Ocwen Financial Corp. ($44.64 -0.48%) saw its first-quarter profits fall nearly 13% as the subprime mortgage servicer’s portfolio fell to $119 billion.

The Atlanta company reported income of $19.3 million, or 14 cents a share, for the quarter ended March 31, down from $22.1 million, or 21 cents a share, for the same period in 2011.

Ocwen’s profits fell short of analysts’ expectations of 31 cents a share, according to Thomson Reuters.

First-quarter results bested Ocwen’s fourth-quarter income of $9.7 million, as the company absorbed costs from the acquisition of Litton Loan Servicing from Goldman Sachs ($161.56 -2.59%).

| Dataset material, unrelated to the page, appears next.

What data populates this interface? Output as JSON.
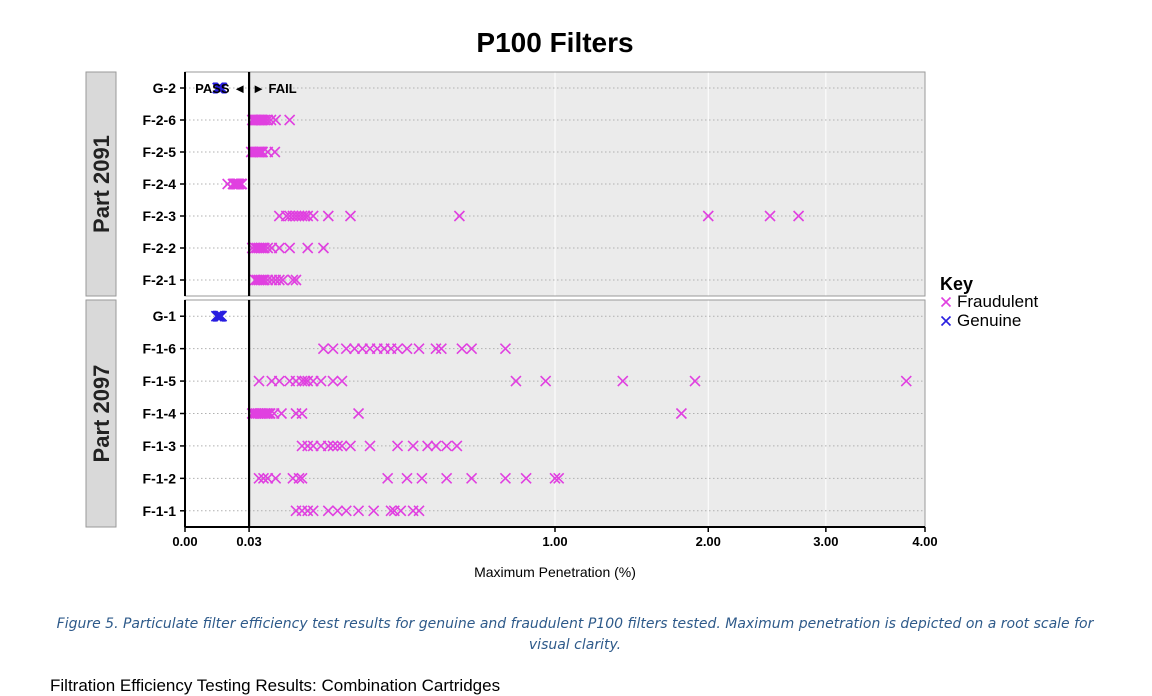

Revenue spiked from a year earlier, up 48% to $164.5 million from $111 million in the first quarter 2011.

Ocwen said Thursday that it spent $615 million to acquire mortgage servicing rights on $30.3 billion of unpaid principal balance from JPMorgan Chase ($53.55 -0.56%) and Saxon Mortgage. That April 2 transaction led to $3.4 million ramp-up expenses in the first quarter.

The company also agreed to a deal with Aurora Bank to acquire roughly $1.9 billion in servicing rights on commercial mortgages. Ocwen said it expects the deal to close by the end of May.

“We continue to see a healthy pipeline of potential new servicing transactions, and we expect to close additional transactions in coming months,” Ocwen CEO Ron Faris said in a news release. “These transactions will most likely include both private-label and agency servicing.”

William Erbey, Ocwen’s chairman, said the announced deals would bring the company’s portfolio to $119 billion, down from a previously reported $129.9 billion. But Home Loan Servicing Solutions ($24.29 -0.08%), an Ocwen spin-off, filed for an IPO during the first quarter, and also bought $15 billion of servicing rights in unpaid principal balance from Ocwen.

Total nonperforming loans and REO as a percentage of Ocwen’s total portfolio fell to 25.6% from 27.9% three months earlier, but rose from 24.7% in March 2011.